Der Name kündet von der Sehnsucht nach Ordnung und Klarheit. "Idko" heißt schlicht die Gruppe jener Experten, die derzeit in Asien damit beschäftigt sind, den entstellten Opfern des Seebebens ihre Namen und damit ihre Identität zurückzugeben. Die Abkürzung steht für Identifizierungskommission des Bundeskriminalamtes (BKA); 45 Mitglieder der Kommission befinden sich zurzeit auf Sri Lanka und in Thailand, es sind Polizeibeamte, Zahnärzte und Rechtsmediziner, ausgerüstet mit Digitalkameras, Obduktionstischen, Skalpellen, Operationsscheren, Bandmaßen, Glasbehältern für Gewebeproben, Papiertüten für Haare und Schmuck sowie mit Formularen zur Erfassung von Merkmalen wie Tätowierungen und Piercings.

Für die Experten ist es ein Einsatz jenseits aller bisherigen Erfahrung. Die Spezialistengruppe des BKA wurde nach einem Flugzeugabsturz im Dezember 1972 auf Teneriffa gegründet, bei dem 155 Menschen starben. Damals stellte das neue Phänomen des Massentourismus die Kriminalpolizei des Bundes vor ungeahnte Aufgaben. Seither hat die Kommission in 25 Einsätzen 1408 Opfer untersucht, etwa nach dem Absturz einer Birgenair-Maschine vor der Küste der Dominikanischen Republik 1996, dem ICE-Unglück von Eschede 1998 und der Kollision zweier Flugzeuge über dem Bodensee 2002. Die Aufklärungsquote lag bislang bei über 90 Prozent.

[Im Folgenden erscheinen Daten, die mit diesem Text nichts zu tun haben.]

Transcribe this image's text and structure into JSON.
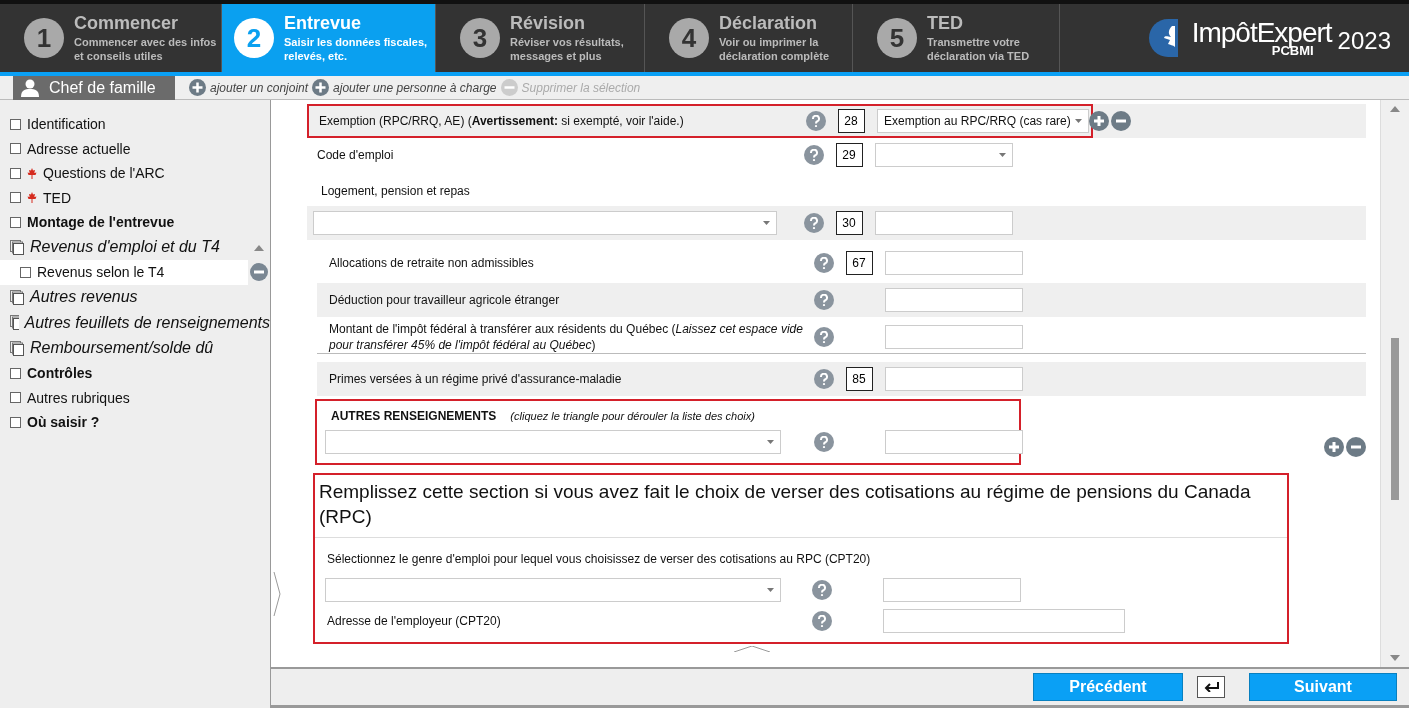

Diesmal ist alles anders. Nach dem Seebeben in Asien werden, der Sprachregelung des Auswärtigen Amtes zufolge, "sehr deutlich" mehr als 1000 Bundesbürger vermisst, in unbestätigten Berichten ist von mehr als 3000 die Rede. Es gibt keine Passagierlisten und allenfalls schwer einzugrenzende Unglücksorte. Viele Leichen sind nach tagelangem Liegen im Salzwasser und wegen fehlender Kühlmöglichkeiten bereits bis zur Unkenntlichkeit entstellt und nicht mehr nach ihrer Herkunft zu unterscheiden. Etlichen Opfern fehlt Schmuck, vermutlich wurde er gestohlen. Auch eine Identifizierung per Fingerabdruck, wie nach dem ICE-Unfall von Eschede, ist nicht mehr möglich.

Mehr als 300 Identifizierungsspezialisten aus 19 Nationen haben das Katastrophengebiet in Einsatzbereiche aufgeteilt, die Deutschen arbeiten vornehmlich in der Touristenregion um Khao Lak. Dringendstes Ziel ist die schnelle Archivierung körperlicher Merkmale und nicht die vollständige Identifizierung am Unglücksort. Die Idko-Experten fotografieren die Opfer und machen Zahnabdrücke. Für spätere DNA-Vergleiche sammeln sie Haarproben und entnehmen Splitter aus den Oberschenkelknochen. Mehr ist nicht möglich, weil sie sich in einem Zielkonflikt mit den örtlichen Behörden befinden: Die einen möchten Zeit zur Identifizierung haben, die anderen wollen Seuchen vermeiden und die Leichen möglichst schnell beerdigen. Deshalb werden die Toten jetzt mit Mikrochips versehen, mit denen sie später wieder zugeordnet werden können.

Letztlich, heißt es aus dem BKA, wird man die Leichen nur noch anhand ihrer Gene identifizieren können. Zwei Dateien entstehen: In der einen werden DNA-Analysen unbekannter Opfer aufgeführt, in der anderen DNA-Analysen der Vermissten. Polizisten in ganz Deutschland sammeln dafür in diesen Tagen Zahn- und Haarbürsten in den Wohnungen der Vermissten, nehmen Fotoalben mit. Zahnärzte werden um Gebissabdrücke Verschollener gebeten. Vermutlich wird es Monate dauern, die Ergebnisse zusammenzutragen, auszuwerten und international auszutauschen.

Die Arbeit der Idko ist nicht nur von psychologischer Bedeutung für die Hinterbliebenen, sie hat auch einen juristischen Hintergrund. Nach deutschem Recht führen Katastrophenopfer ein makabres Zwischendasein: Solange sie nicht identifiziert sind, gelten sie als vermisst, nicht als tot. Eine Todeserklärung aber ist bislang die Voraussetzung dafür, dass Lebensversicherungen ausgezahlt werden.